The drugs were packed in about fifty individual bags, New Caledonia's public prosecutor Yves Dupas said in a news release.
Nouméa-based French Navy Overseas patrol vessel Auguste Bennebig. Photo: supplied
Investigators believe the drug shipment was prepared to be despatched aboard small outboard vessels near the target coasts of Australia, following a well-established scenario known as "rip-off".
Aboard the ship were seven crew members, from Portugal (2) and Ecuador (5). They have been remanded in custody in New Caledonia for investigative purposes.
French authorities say that since 2012, they have intercepted six vessels transporting drugs and narcotics, mainly cocaine.
However, the latest operation beats the previous records of 578kg of cocaine seized in October 2017 and 750kg in August 2013 on ships travelling from Panama to Australia, as well as two captures of 1.4 tonnes on the same route in February and July 2017.
French Polynesia customs officers seized 500 Kg of cocaine aboard a ship as part of anti-drug traffic operation. Photo: Supplied / Douane France
In mid-June 2025, French authorities in New Caledonia and French Polynesia said they had seized a total of over 500kg of cocaine in April and May 2025, including 67kg for New Caledonia alone.
They said those operations were mostly conducted in collaboration and based on intelligence-sharing with regional forces such as Australia's Border Force, New Zealand Customs and the United States Homeland Security Investigations.
US market now saturated
"In terms of cocaine consumption, the US market is now saturated. That's why traffickers are searching for new markets, Europe and, in the Pacific region, Australia and New Zealand", New Caledonia's Divisional Head of Customs Hervé Matho told local media.
Recently, in New Caledonia, a cocaine distribution network was identified and stopped between the capital Nouméa and the Isle of Pines.
About ten people were arrested for dealing what they say they found "drifting" bags that had washed ashore on their small island: over 42kg of cocaine.
They are to appear before a local Court on 22 July 2025.
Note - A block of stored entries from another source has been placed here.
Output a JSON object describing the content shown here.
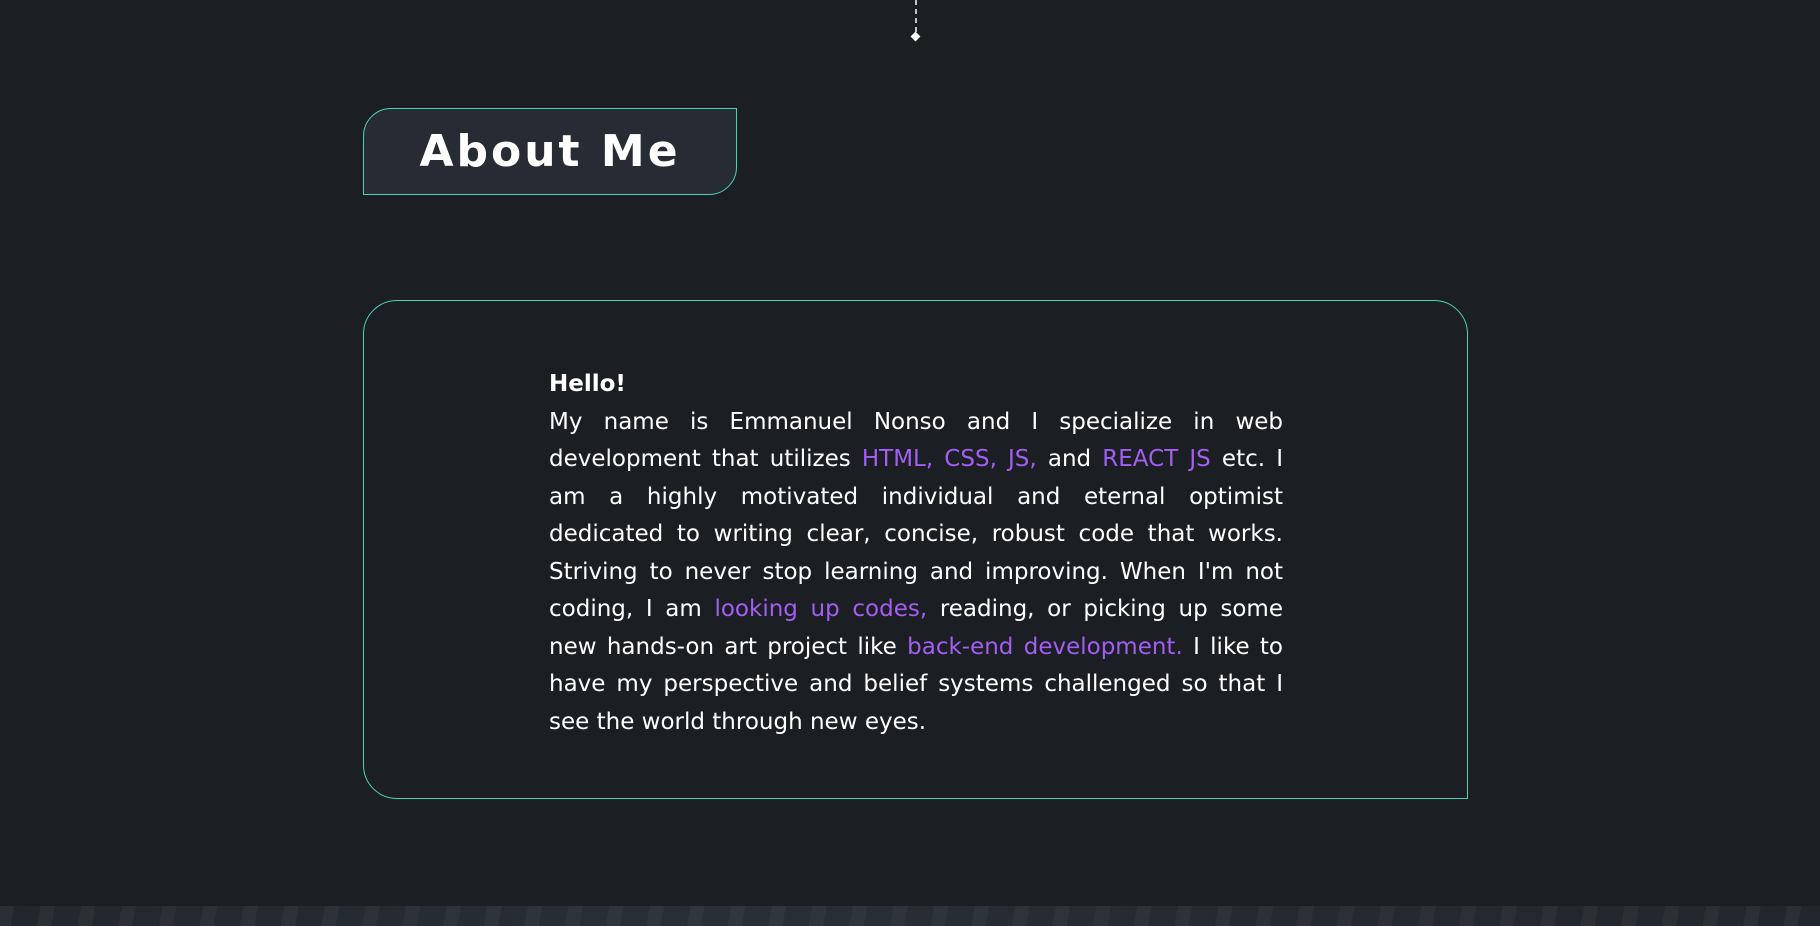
{
  "section": {
    "title": "About Me"
  },
  "about": {
    "greeting": "Hello!",
    "segments": {
      "s1": "My name is Emmanuel Nonso and I specialize in web development that utilizes ",
      "a1": "HTML, CSS, JS,",
      "s2": " and ",
      "a2": "REACT JS",
      "s3": " etc. I am a highly motivated individual and eternal optimist dedicated to writing clear, concise, robust code that works. Striving to never stop learning and improving. When I'm not coding, I am ",
      "a3": "looking up codes,",
      "s4": " reading, or picking up some new hands-on art project like ",
      "a4": "back-end development.",
      "s5": " I like to have my perspective and belief systems challenged so that I see the world through new eyes."
    }
  },
  "colors": {
    "background": "#1b1e23",
    "accent_border": "#4fd1b8",
    "accent_text": "#a35ef2",
    "badge_fill": "#272c34"
  }
}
The "find" was said to have taken place sometime in August 2024.
A strangely similar case of "drifting" drugs took place recently on Norfolk Island, late May 2025, where a 40kg package containing cocaine also washed up on a beach, where it was later found by tourists.
In June 2025, a report delivered to New Zealand's Associate Police Minister Casey Costello sent a strong warning signal that the Pacific Islands were seriously targeted by transnational organised crime, whose operators are using its waters as a "corridor" for drug shipments between production and consumption bases.